If smelling is problematic, decorate a tray or table with silk or velvet. Top it with autumn leaves or fir branches. Vary the textures you use to make the setting special. Touch is an often under-used sense.
What would the holidays be without music? Play some of your favorite songs and see how everyone's spirits lift.
Whenever you act from that caring place, it will show. Your patient will receive it at some deep level even when you don't hear the words "thank you."
Feelings and fears can become chronic when you avoid recognizing them. Trying to make a feeling disappear only gives it more power. Observe it, and it will change. Emotions and feelings go with being alive. Cherish them.
It seems as if everyone has advice to give you. They applaud the Mother Teresa in you and ignore the Gauguin. Everyone must deal with both parts. You can want to run away and still hang in there. You can be sad without wailing. You can be insecure and still go about your business. You can be frightened and still marvel at the thunderstorm around you.

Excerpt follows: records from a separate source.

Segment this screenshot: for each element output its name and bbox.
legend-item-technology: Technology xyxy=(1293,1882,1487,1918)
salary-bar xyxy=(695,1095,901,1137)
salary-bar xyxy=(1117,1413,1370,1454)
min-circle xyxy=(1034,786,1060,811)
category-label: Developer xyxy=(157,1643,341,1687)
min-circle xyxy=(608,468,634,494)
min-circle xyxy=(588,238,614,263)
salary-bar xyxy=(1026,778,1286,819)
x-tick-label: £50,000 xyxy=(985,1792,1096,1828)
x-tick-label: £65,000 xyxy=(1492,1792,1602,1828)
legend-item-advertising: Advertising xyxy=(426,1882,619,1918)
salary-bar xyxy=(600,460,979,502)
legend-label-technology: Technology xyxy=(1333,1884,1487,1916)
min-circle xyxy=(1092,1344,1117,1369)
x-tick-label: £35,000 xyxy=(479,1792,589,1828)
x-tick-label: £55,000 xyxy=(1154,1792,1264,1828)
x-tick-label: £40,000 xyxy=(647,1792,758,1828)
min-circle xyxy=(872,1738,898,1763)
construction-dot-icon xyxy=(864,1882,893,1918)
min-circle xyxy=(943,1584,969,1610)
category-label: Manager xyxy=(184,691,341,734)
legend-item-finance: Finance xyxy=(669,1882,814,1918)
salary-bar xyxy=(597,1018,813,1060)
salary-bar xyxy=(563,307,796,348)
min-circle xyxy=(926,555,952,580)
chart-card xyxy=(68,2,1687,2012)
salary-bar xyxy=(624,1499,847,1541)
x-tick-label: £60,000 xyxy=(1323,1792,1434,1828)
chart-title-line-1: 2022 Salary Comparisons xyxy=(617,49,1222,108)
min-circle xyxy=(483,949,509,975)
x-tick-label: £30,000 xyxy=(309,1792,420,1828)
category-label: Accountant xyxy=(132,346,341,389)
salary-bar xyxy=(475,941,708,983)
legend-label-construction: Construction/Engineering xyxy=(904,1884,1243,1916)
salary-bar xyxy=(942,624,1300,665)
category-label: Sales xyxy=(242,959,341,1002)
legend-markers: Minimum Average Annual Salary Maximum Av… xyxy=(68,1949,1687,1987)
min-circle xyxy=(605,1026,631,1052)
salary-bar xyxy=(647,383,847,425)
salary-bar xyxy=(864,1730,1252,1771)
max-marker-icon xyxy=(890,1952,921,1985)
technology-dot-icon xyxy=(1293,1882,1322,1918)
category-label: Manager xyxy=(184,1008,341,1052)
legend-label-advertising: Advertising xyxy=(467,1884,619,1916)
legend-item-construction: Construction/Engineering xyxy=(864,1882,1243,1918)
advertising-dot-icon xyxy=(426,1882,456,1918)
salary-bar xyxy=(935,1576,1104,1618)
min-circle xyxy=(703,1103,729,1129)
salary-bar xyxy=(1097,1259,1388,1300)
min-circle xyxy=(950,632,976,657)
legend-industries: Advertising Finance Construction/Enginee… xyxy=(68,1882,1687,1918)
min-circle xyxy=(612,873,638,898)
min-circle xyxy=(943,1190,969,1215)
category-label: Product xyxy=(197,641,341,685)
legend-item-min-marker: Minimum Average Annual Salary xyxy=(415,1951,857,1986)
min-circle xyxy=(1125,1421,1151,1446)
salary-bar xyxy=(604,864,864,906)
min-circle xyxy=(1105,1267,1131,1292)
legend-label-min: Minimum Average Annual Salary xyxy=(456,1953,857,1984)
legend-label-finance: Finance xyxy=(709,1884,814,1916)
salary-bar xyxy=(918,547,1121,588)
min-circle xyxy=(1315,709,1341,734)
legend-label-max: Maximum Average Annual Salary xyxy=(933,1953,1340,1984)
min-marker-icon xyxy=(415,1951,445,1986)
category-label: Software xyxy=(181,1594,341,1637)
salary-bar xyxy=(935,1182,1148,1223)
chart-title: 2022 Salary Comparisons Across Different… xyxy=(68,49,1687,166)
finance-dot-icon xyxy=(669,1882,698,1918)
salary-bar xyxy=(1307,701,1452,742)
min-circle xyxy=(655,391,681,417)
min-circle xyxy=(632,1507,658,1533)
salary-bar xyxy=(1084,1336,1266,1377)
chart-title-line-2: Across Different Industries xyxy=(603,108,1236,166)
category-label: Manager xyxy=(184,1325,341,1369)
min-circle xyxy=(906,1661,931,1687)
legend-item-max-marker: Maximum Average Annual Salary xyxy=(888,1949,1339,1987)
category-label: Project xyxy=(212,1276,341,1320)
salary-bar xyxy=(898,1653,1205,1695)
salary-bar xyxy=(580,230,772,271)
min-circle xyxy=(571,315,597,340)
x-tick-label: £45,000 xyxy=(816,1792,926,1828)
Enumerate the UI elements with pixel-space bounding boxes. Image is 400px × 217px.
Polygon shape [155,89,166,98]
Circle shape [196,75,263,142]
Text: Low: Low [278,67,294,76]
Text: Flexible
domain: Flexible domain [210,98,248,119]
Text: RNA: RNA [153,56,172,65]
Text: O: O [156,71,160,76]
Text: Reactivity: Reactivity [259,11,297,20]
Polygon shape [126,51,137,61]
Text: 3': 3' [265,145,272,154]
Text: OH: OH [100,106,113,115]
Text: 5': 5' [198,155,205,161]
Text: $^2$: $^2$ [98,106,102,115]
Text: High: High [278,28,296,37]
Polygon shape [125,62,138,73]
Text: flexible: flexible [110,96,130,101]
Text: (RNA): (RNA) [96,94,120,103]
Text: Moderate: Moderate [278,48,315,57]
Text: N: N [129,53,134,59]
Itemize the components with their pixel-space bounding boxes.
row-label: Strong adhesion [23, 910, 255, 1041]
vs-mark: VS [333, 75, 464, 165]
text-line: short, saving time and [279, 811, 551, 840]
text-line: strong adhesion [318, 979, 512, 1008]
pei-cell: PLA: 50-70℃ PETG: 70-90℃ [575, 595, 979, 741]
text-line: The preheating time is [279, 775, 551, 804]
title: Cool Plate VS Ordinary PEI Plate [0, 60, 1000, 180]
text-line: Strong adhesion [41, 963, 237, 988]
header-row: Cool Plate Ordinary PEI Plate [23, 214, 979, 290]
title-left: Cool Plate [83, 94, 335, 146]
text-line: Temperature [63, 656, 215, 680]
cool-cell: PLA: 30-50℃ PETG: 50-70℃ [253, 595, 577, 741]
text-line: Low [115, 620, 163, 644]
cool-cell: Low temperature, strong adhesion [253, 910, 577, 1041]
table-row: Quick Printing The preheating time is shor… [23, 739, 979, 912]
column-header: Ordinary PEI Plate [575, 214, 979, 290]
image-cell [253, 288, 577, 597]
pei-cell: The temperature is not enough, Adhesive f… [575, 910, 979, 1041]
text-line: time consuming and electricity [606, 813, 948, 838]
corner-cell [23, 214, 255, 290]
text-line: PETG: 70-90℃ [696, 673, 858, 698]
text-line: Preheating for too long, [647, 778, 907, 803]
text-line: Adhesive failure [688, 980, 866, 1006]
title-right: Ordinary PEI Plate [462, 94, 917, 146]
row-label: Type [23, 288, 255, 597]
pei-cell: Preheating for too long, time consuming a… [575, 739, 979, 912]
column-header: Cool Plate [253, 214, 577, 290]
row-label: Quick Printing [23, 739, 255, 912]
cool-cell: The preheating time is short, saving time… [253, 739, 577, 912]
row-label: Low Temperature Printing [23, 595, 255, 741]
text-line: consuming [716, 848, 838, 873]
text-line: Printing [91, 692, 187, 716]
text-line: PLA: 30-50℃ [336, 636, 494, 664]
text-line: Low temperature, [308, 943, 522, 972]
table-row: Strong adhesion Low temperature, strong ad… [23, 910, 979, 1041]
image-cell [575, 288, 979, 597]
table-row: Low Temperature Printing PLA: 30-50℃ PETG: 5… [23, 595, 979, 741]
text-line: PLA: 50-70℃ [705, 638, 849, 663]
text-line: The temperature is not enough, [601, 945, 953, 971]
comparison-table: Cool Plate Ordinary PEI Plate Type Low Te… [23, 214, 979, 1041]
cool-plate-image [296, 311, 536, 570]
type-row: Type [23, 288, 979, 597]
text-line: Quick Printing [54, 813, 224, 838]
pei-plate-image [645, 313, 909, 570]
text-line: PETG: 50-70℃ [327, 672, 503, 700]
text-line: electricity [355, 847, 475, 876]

In his book, The Four Things That Matter Most, Dr. Ira Byock gives a simple list. "I forgive you." "Please forgive me." "Thank you." "I love you." Put these thoughts at the top of every to-do list you make during this busy season.
The job requirements of a caregiver are to listen, to keep on loving, and to let go. The loveliest thing you can do is to be a companion on a life journey. You cannot be in charge of anyone except you. If you think it through honestly, whatever way you decide to handle the holiday situation will be the right way for you.
From this caregiver to all of you: Happy holidays. Give yourself the gift of enjoying each possible moment and celebrating your love.